The Federal List of Extremist Materials was updated twice (on March 10 and 23) to account for entries 5010-5017: three anti-Semitic publications (two articles and one book), video clips of speeches delivered by Third Reich leaders in the German language, and a video clip featuring propaganda from the Ukrainian Tornado Battalion.
No fewer than four individuals were sanctioned under Article 20.3.1 of the Code of Administrative Offenses (incitement to national hatred), corresponding to Part 1 of Article 282 of the Criminal Code. All of them were fined for posting xenophobic statements directed against, variously, natives of the Central Asian countries, ethnic Russians and Chinese (in connection with COVID-19).
Seven individuals were fined in March under Article 20.29 of the Code of Administrative Offenses (manufacture and distribution of banned materials), including for sharing songs with titles such as "Russian Bear – Death to Wogs" and "My Struggle."

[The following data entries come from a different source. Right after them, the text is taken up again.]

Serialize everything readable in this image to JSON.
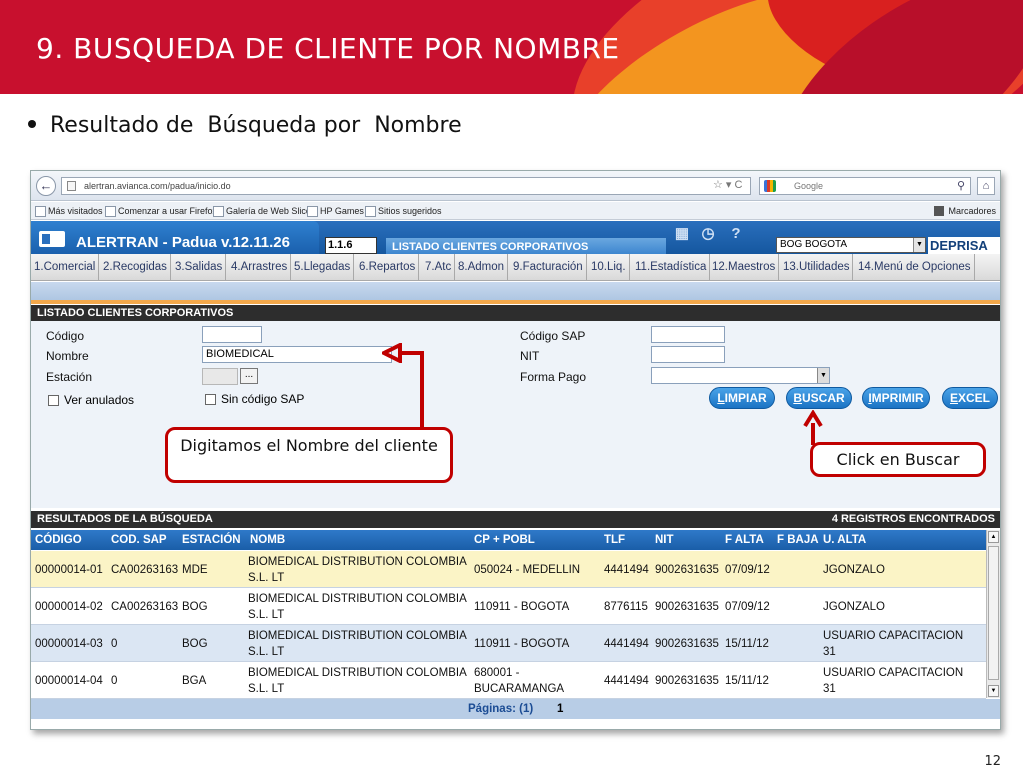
{
  "slide": {
    "title": "9.  BUSQUEDA DE CLIENTE POR NOMBRE",
    "bullet": "Resultado de  Búsqueda por  Nombre",
    "page_number": "12"
  },
  "browser": {
    "url": "alertran.avianca.com/padua/inicio.do",
    "search_placeholder": "Google",
    "bookmarks": [
      "Más visitados",
      "Comenzar a usar Firefox",
      "Galería de Web Slice",
      "HP Games",
      "Sitios sugeridos"
    ],
    "bookmarks_right": "Marcadores"
  },
  "app": {
    "title": "ALERTRAN - Padua  v.12.11.26",
    "code": "1.1.6",
    "list_tab": "LISTADO CLIENTES CORPORATIVOS",
    "station": "BOG BOGOTA",
    "brand": "DEPRISA",
    "menu": [
      "1.Comercial",
      "2.Recogidas",
      "3.Salidas",
      "4.Arrastres",
      "5.Llegadas",
      "6.Repartos",
      "7.Atc",
      "8.Admon",
      "9.Facturación",
      "10.Liq.",
      "11.Estadística",
      "12.Maestros",
      "13.Utilidades",
      "14.Menú de Opciones"
    ]
  },
  "form": {
    "section_title": "LISTADO CLIENTES CORPORATIVOS",
    "codigo_label": "Código",
    "nombre_label": "Nombre",
    "nombre_value": "BIOMEDICAL",
    "estacion_label": "Estación",
    "estacion_btn": "...",
    "ver_anulados": "Ver anulados",
    "sin_codigo_sap": "Sin código SAP",
    "codigo_sap_label": "Código SAP",
    "nit_label": "NIT",
    "forma_pago_label": "Forma Pago",
    "buttons": {
      "limpiar_first": "L",
      "limpiar_rest": "IMPIAR",
      "buscar_first": "B",
      "buscar_rest": "USCAR",
      "imprimir_first": "I",
      "imprimir_rest": "MPRIMIR",
      "excel_first": "E",
      "excel_rest": "XCEL"
    }
  },
  "callouts": {
    "nombre": "Digitamos el Nombre del cliente",
    "buscar": "Click en Buscar"
  },
  "results": {
    "section_title": "RESULTADOS DE LA BÚSQUEDA",
    "count": "4  REGISTROS ENCONTRADOS",
    "columns": [
      "CÓDIGO",
      "COD. SAP",
      "ESTACIÓN",
      "NOMB",
      "CP + POBL",
      "TLF",
      "NIT",
      "F ALTA",
      "F BAJA",
      "U. ALTA"
    ],
    "rows": [
      {
        "codigo": "00000014-01",
        "sap": "CA00263163",
        "estacion": "MDE",
        "nombre": "BIOMEDICAL DISTRIBUTION COLOMBIA\nS.L. LT",
        "cp": "050024 - MEDELLIN",
        "tlf": "4441494",
        "nit": "9002631635",
        "f_alta": "07/09/12",
        "f_baja": "",
        "u_alta": "JGONZALO"
      },
      {
        "codigo": "00000014-02",
        "sap": "CA00263163",
        "estacion": "BOG",
        "nombre": "BIOMEDICAL DISTRIBUTION COLOMBIA\nS.L. LT",
        "cp": "110911 - BOGOTA",
        "tlf": "8776115",
        "nit": "9002631635",
        "f_alta": "07/09/12",
        "f_baja": "",
        "u_alta": "JGONZALO"
      },
      {
        "codigo": "00000014-03",
        "sap": "0",
        "estacion": "BOG",
        "nombre": "BIOMEDICAL DISTRIBUTION COLOMBIA\nS.L. LT",
        "cp": "110911 - BOGOTA",
        "tlf": "4441494",
        "nit": "9002631635",
        "f_alta": "15/11/12",
        "f_baja": "",
        "u_alta": "USUARIO CAPACITACION\n31"
      },
      {
        "codigo": "00000014-04",
        "sap": "0",
        "estacion": "BGA",
        "nombre": "BIOMEDICAL DISTRIBUTION COLOMBIA\nS.L. LT",
        "cp": "680001 -\nBUCARAMANGA",
        "tlf": "4441494",
        "nit": "9002631635",
        "f_alta": "15/11/12",
        "f_baja": "",
        "u_alta": "USUARIO CAPACITACION\n31"
      }
    ],
    "pages_label": "Páginas: (1)",
    "current_page": "1"
  },
  "colors": {
    "header_red": "#c8102e",
    "callout_red": "#c00000",
    "app_blue": "#1a5ea8",
    "highlight_row": "#fbf4c6"
  }
}
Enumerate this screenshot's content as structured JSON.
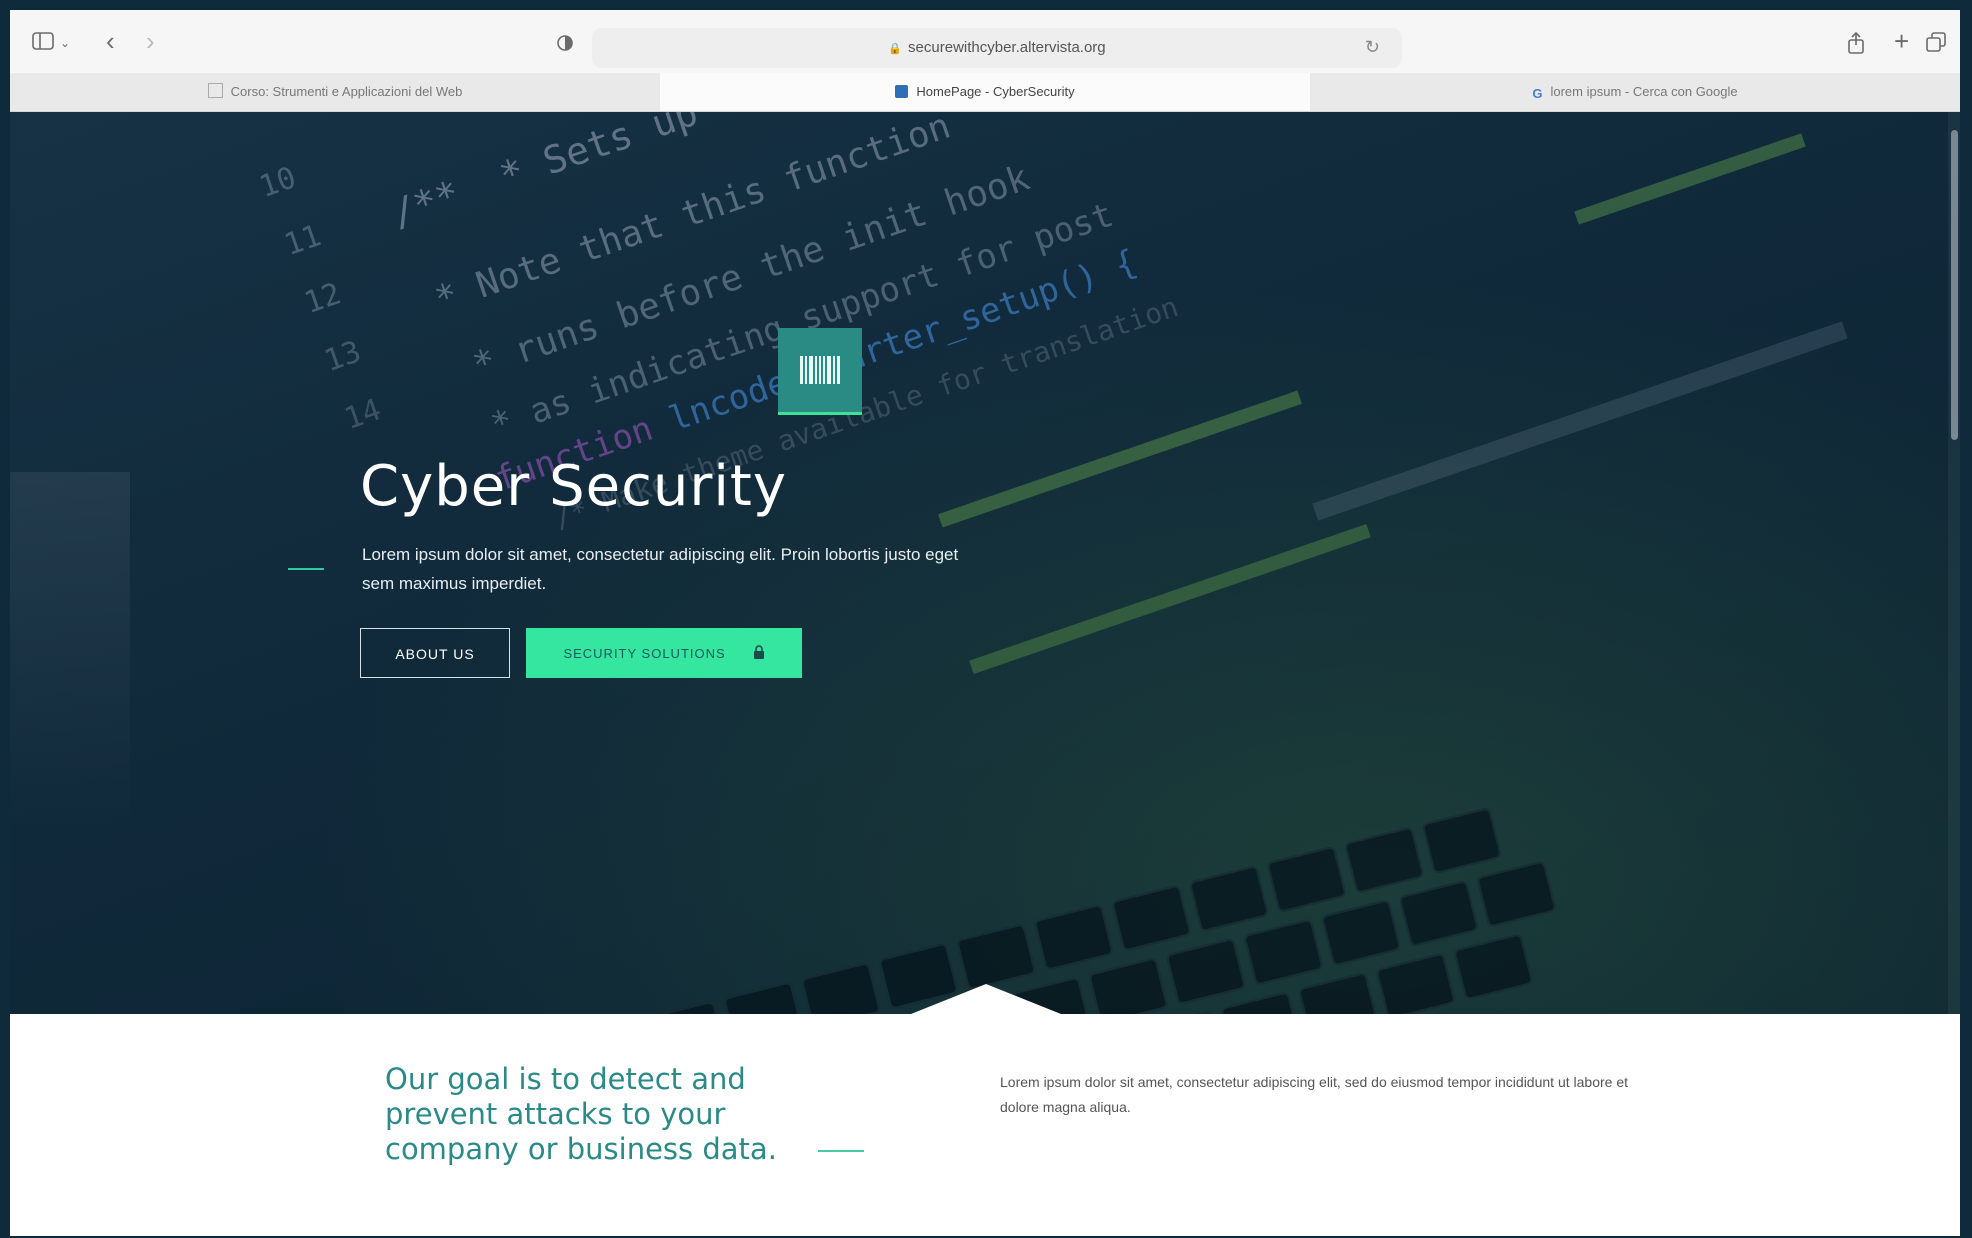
{
  "browser": {
    "url": "securewithcyber.altervista.org",
    "tabs": [
      {
        "label": "Corso: Strumenti e Applicazioni del Web",
        "active": false
      },
      {
        "label": "HomePage - CyberSecurity",
        "active": true
      },
      {
        "label": "lorem ipsum - Cerca con Google",
        "active": false
      }
    ],
    "icons": {
      "sidebar": "sidebar-icon",
      "back": "chevron-left-icon",
      "forward": "chevron-right-icon",
      "privacy": "shield-icon",
      "lock": "lock-icon",
      "reload": "reload-icon",
      "share": "share-icon",
      "new_tab": "plus-icon",
      "tab_overview": "tabs-icon"
    }
  },
  "hero": {
    "title": "Cyber Security",
    "lead": "Lorem ipsum dolor sit amet, consectetur adipiscing elit. Proin lobortis justo eget sem maximus imperdiet.",
    "about_button": "ABOUT US",
    "security_button": "SECURITY SOLUTIONS",
    "accent_color": "#35e6a0",
    "logo_color": "#2a8a84"
  },
  "intro": {
    "goal": "Our goal is to detect and prevent attacks to your company or business data.",
    "text": "Lorem ipsum dolor sit amet, consectetur adipiscing elit, sed do eiusmod tempor incididunt ut labore et dolore magna aliqua.",
    "heading_color": "#2a8a88"
  }
}
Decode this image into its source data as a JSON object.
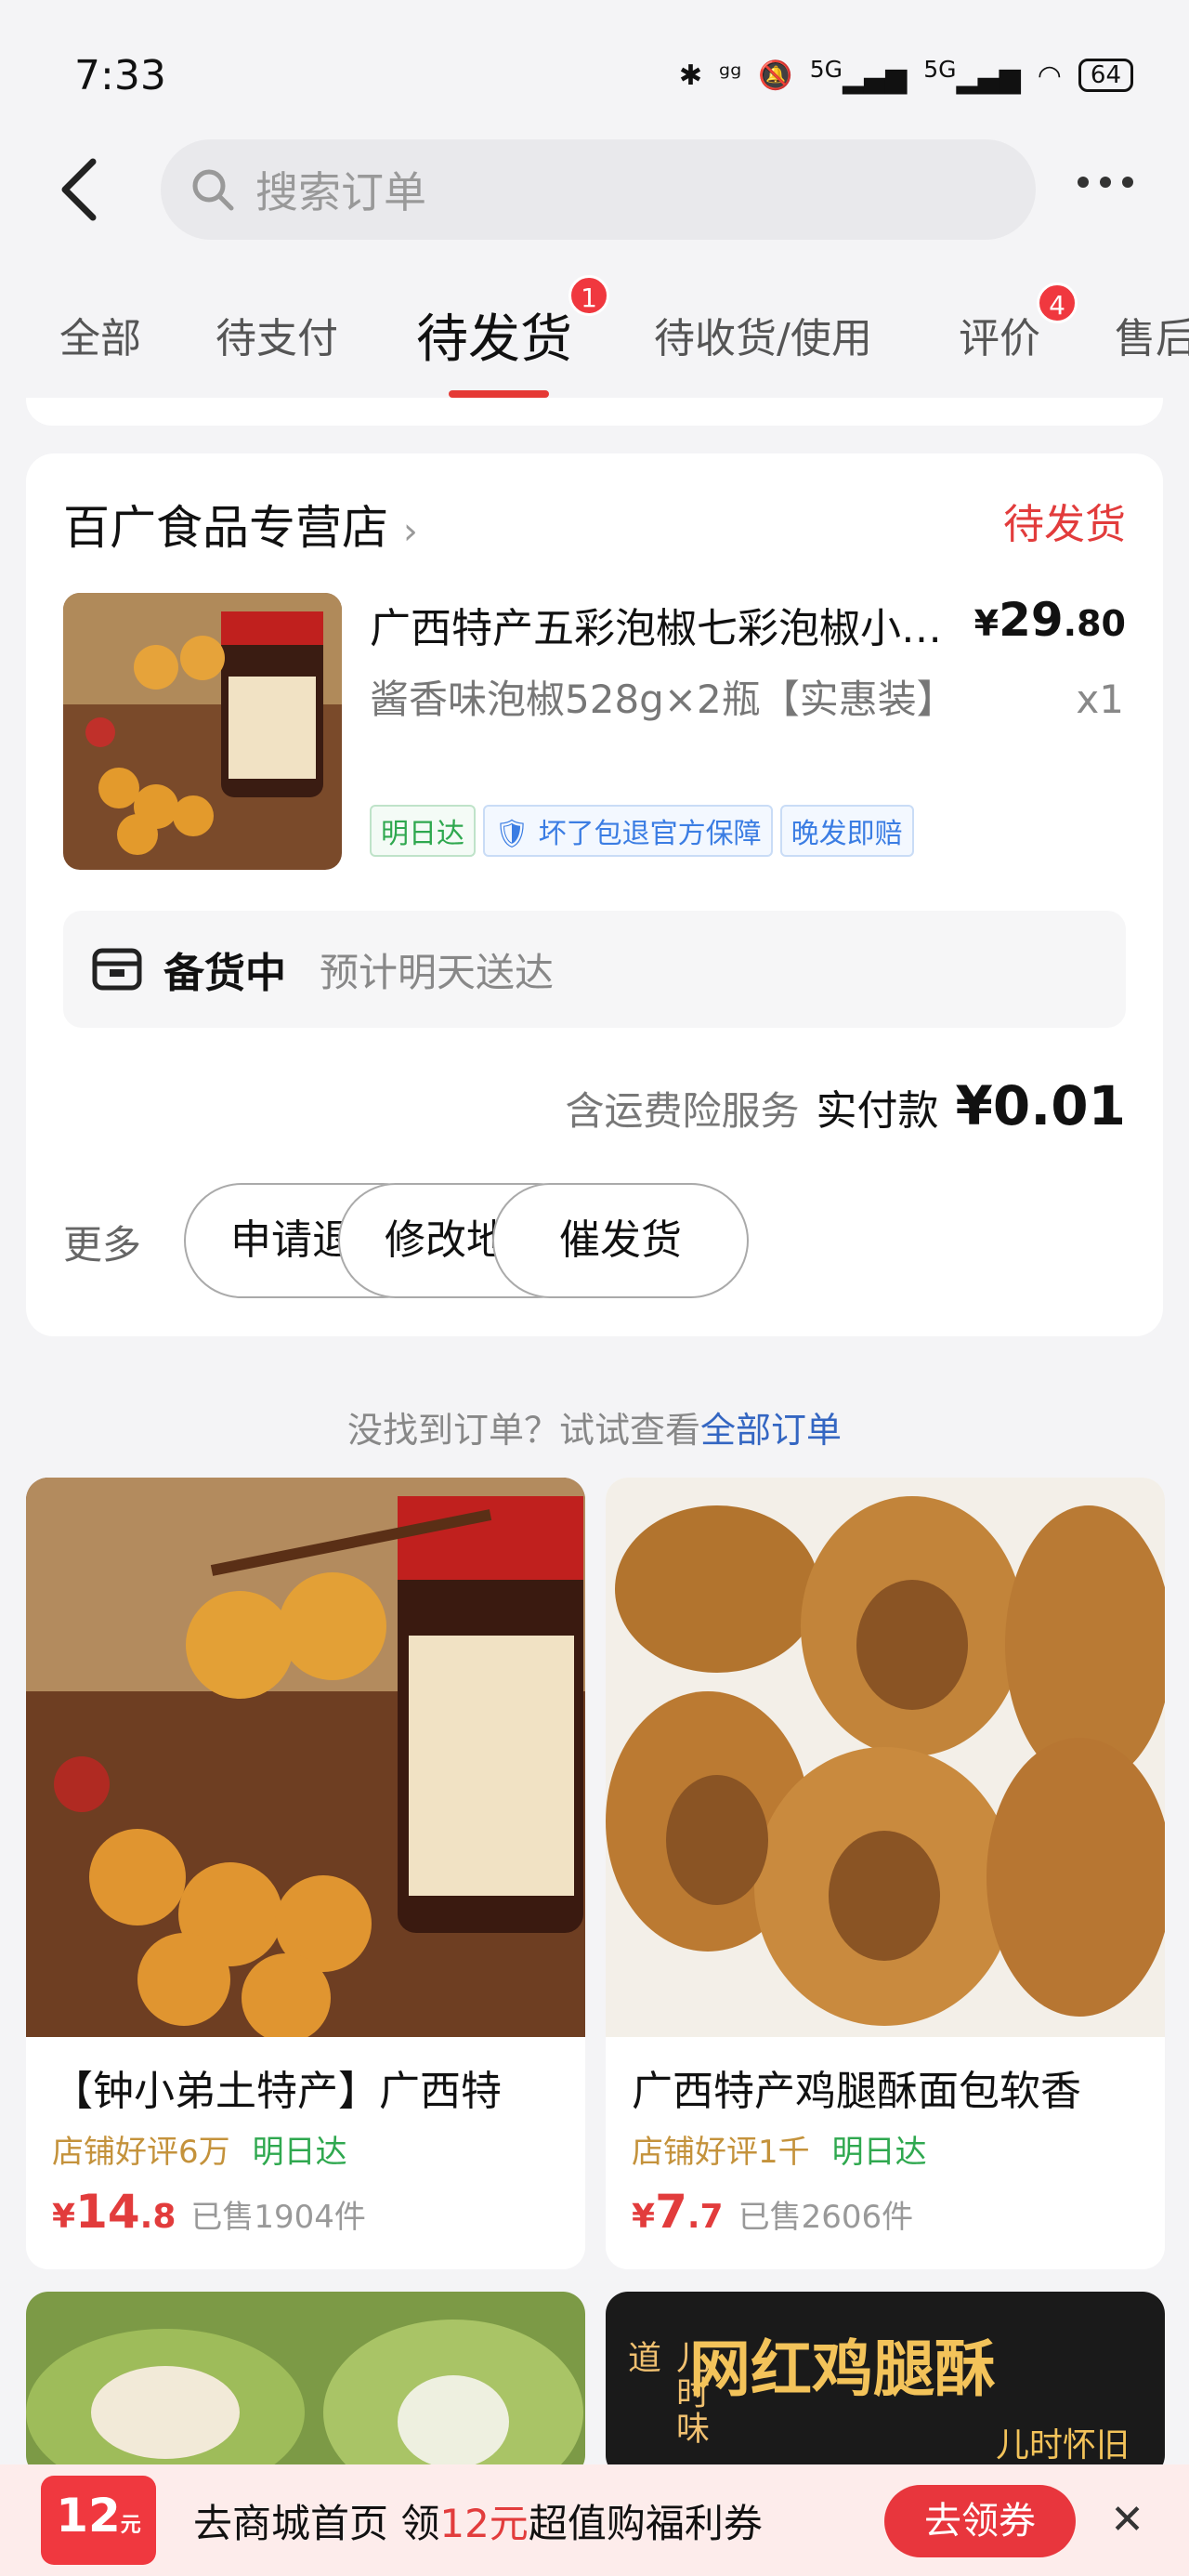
{
  "status_bar": {
    "time": "7:33",
    "battery": "64",
    "net1": "5G",
    "net2": "5G"
  },
  "header": {
    "search_placeholder": "搜索订单"
  },
  "tabs": [
    {
      "label": "全部"
    },
    {
      "label": "待支付"
    },
    {
      "label": "待发货",
      "badge": "1",
      "active": true
    },
    {
      "label": "待收货/使用"
    },
    {
      "label": "评价",
      "badge": "4"
    },
    {
      "label": "售后"
    }
  ],
  "order": {
    "shop_name": "百广食品专营店",
    "status": "待发货",
    "product_name": "广西特产五彩泡椒七彩泡椒小米辣",
    "spec": "酱香味泡椒528g×2瓶【实惠装】",
    "price_symbol": "¥",
    "price_int": "29",
    "price_dec": ".80",
    "qty": "x1",
    "tags": [
      "明日达",
      "坏了包退官方保障",
      "晚发即赔"
    ],
    "progress_label": "备货中",
    "progress_note": "预计明天送达",
    "service_text": "含运费险服务",
    "paid_label": "实付款",
    "paid_amount": "¥0.01",
    "more": "更多",
    "buttons": [
      "申请退款",
      "修改地址",
      "催发货"
    ]
  },
  "hint": {
    "text": "没找到订单？试试查看",
    "link": "全部订单"
  },
  "recommendations": [
    {
      "title": "【钟小弟土特产】广西特",
      "reviews": "店铺好评6万",
      "fast": "明日达",
      "price_int": "14",
      "price_dec": ".8",
      "sold": "已售1904件"
    },
    {
      "title": "广西特产鸡腿酥面包软香",
      "reviews": "店铺好评1千",
      "fast": "明日达",
      "price_int": "7",
      "price_dec": ".7",
      "sold": "已售2606件"
    }
  ],
  "partial_cards": [
    {
      "text1": "儿时味道",
      "text2": "网红鸡腿酥",
      "text3": "儿时怀旧"
    }
  ],
  "banner": {
    "coupon_amount": "12",
    "coupon_unit": "元",
    "text_pre": "去商城首页 领",
    "text_highlight": "12元",
    "text_post": "超值购福利券",
    "button": "去领券"
  }
}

Nine individuals were sanctioned under Article 20.3 of the Code of Administrative Offenses (propaganda and public demonstration of Nazi symbols and symbols of banned organizations). One of them, a prisoner in a colony, was fined for exposing his tattoos with SS symbols. The others were sanctioned on the basis of publication on social media of swastikas, the Third Reich flag, symbols from the SS Panzer Division "Totenkopf" and other Nazi symbols.
Our data in respect of criminal and administrative cases is reported without accounting for court decisions that we consider to be arbitrary. Further, our data, especially in respect of the Code of Administrative Offenses, is substantially incomplete.